My parents both sang in gypsy bands.  The radio and record player at home constantly played the gypsy music. In fact, the first gig I did where I got paid was with a gypsy band. Along with the gypsy and classical music, I also became exposed to black music, which, in those days, was called “Race Music.” I would spend a lot of time listening to this music on the radio and playing along with it. I sat in with a group led by a black sax player in a club when I was 15 or 16 years old and worked a couple of weekends with him.

FBPO: What took you from Pittsburgh to Detroit?

BB: I had been offered a full musical scholarship to the University of Pittsburgh before I graduated from high school, but during my senior year, my father had passed away. I decided not to go to college and instead took a day job to help my Mom at home. In those days, if you did not have some kind of skill, it was hard to find a good paying job unless you worked in a steel mill, which I did not want to do. I had relatives in Detroit and my uncle told me to come to Detroit to check out the job situation.  He said I could make three to four times as much money!  Greyhound bus to Detroit … my uncle was right!

FBPO: What was it like trying to make it as a bass player in Detroit during the heyday of Motown?

BB: Like most of the bass players I knew, I was playing in nightclubs, bars, dance halls, road bands, some live shows with Motown artists and doing some recording. Like most areas where there is a lot of recording going on, the musicians who play on hit records are the ones the producers and artists want to use on their records. At that time, James Jamerson was Motown’s bass player and his playing was so great that the Motown artists and producers would not use any other bass player.
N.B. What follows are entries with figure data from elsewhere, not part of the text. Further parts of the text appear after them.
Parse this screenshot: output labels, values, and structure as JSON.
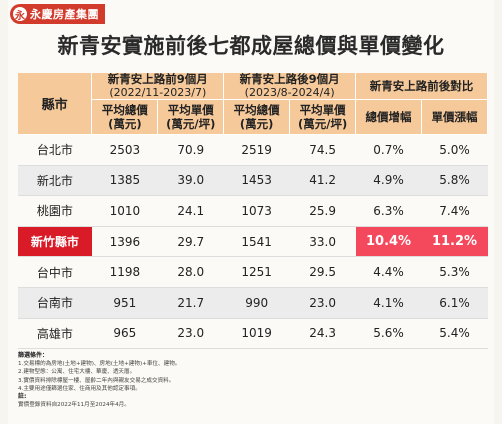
{
  "brand": {
    "mark": "永",
    "name": "永慶房產集團"
  },
  "title": "新青安實施前後七都成屋總價與單價變化",
  "table": {
    "city_header": "縣市",
    "groups": [
      {
        "line1": "新青安上路前9個月",
        "line2": "(2022/11-2023/7)"
      },
      {
        "line1": "新青安上路後9個月",
        "line2": "(2023/8-2024/4)"
      },
      {
        "line1": "新青安上路前後對比",
        "line2": ""
      }
    ],
    "cols": [
      {
        "l1": "平均總價",
        "l2": "(萬元)"
      },
      {
        "l1": "平均單價",
        "l2": "(萬元/坪)"
      },
      {
        "l1": "平均總價",
        "l2": "(萬元)"
      },
      {
        "l1": "平均單價",
        "l2": "(萬元/坪)"
      },
      {
        "l1": "總價增幅",
        "l2": ""
      },
      {
        "l1": "單價漲幅",
        "l2": ""
      }
    ],
    "rows": [
      {
        "city": "台北市",
        "v": [
          "2503",
          "70.9",
          "2519",
          "74.5",
          "0.7%",
          "5.0%"
        ]
      },
      {
        "city": "新北市",
        "v": [
          "1385",
          "39.0",
          "1453",
          "41.2",
          "4.9%",
          "5.8%"
        ]
      },
      {
        "city": "桃園市",
        "v": [
          "1010",
          "24.1",
          "1073",
          "25.9",
          "6.3%",
          "7.4%"
        ]
      },
      {
        "city": "新竹縣市",
        "v": [
          "1396",
          "29.7",
          "1541",
          "33.0",
          "10.4%",
          "11.2%"
        ]
      },
      {
        "city": "台中市",
        "v": [
          "1198",
          "28.0",
          "1251",
          "29.5",
          "4.4%",
          "5.3%"
        ]
      },
      {
        "city": "台南市",
        "v": [
          "951",
          "21.7",
          "990",
          "23.0",
          "4.1%",
          "6.1%"
        ]
      },
      {
        "city": "高雄市",
        "v": [
          "965",
          "23.0",
          "1019",
          "24.3",
          "5.6%",
          "5.4%"
        ]
      }
    ]
  },
  "notes": {
    "heading": "篩選條件：",
    "items": [
      "1.交易標的為房地(土地+建物)、房地(土地+建物)+車位、建物。",
      "2.建物型態：公寓、住宅大樓、華廈、透天厝。",
      "3.實價資料排除標屋一樓、屋齡二年內與親友交易之成交資料。",
      "4.主要用途僅篩選住家、住商用及其他認定事項。"
    ],
    "note_heading": "註:",
    "note": "實價登錄資料自2022年11月至2024年4月。"
  }
}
Along with Motown, there were other Detroit record companies, artists and producers coming from other parts in the country in order to get the Motown sound and the Motown players on their recordings. There were a lot of rock and pop artists and a few jingle companies. I was fortunate to play on some pop hits with Del Shannon and a self-contained group called the Royaltones that led to playing on sessions, not only with other rock/pop artists, but also with the R&B artists. After playing on a couple Top 10 R&B records, I started doing more sessions.